A dual fluorescence channel RAA-based CRISPR-Cas12a/Cas13a system for highly sensitive detection of Gyrovirus galga1 and Gyrovirus homsa1

Gyrovirus galga1 (GyG1) and Gyrovirus homsa1 (GyH1) are the second and third most common gyroviruses identified, respectively, after chicken anaemia virus. They were first reported in 2011 and are currently prevalent worldwide. However, limited research on these pathogens and a lack of prevention and control strategies have necessitated the establishment of a rapid diagnostic technique to address new challenges in infectious diseases.

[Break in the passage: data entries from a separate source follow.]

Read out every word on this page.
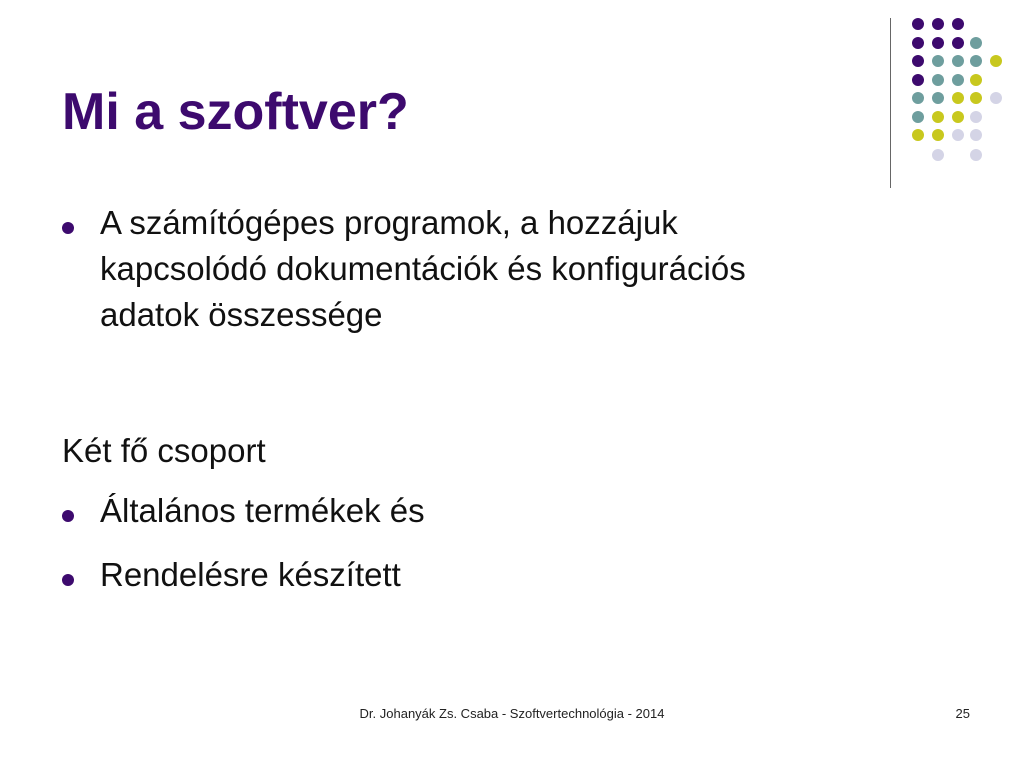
Mi a szoftver?
A számítógépes programok, a hozzájuk
kapcsolódó dokumentációk és konfigurációs
adatok összessége
Két fő csoport
Általános termékek és
Rendelésre készített
Dr. Johanyák Zs. Csaba - Szoftvertechnológia - 2014	25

Recombinase acid amplification (RAA) combined with CRISPR - Cas12a or CRISPR - Cas13a technology has major advantages for highly sensitive and rapid diagnosis. Specific targets can activate CRISPR-Cas trans-cleavage activity, resulting in non-specific cleavage of single-stranded DNA by the CRISPR - Cas12a complex and RNA cleavage by the CRISPR - Cas13a complex. In this study, for the first time, we combined RAA-based CRISPR - Cas12a and CRISPR - Cas13a systems for simultaneous differential diagnosis of GyG1 and GyH1 infection. The results showed that dual fluorescence channel RAA-based CRISPR - Cas12a/Cas13a technology could detect GyG1 and GyH1 within one hour, with a minimum detection limit of 1.5 copies of the target DNA standard/µL and no cross-reactivity with other avian pathogens. In addition, this method could be used for clinical detection, with the results exhibiting high consistency with those obtained by qPCR. These findings demonstrate that our RAA-based CRISPR - Cas12a/Cas13a dual-channel detection system can detect two different subtypes of gyrovirus in a sample with good specificity and high sensitivity, improving the detection efficiency and providing a new technique for the study of viral infection dynamics.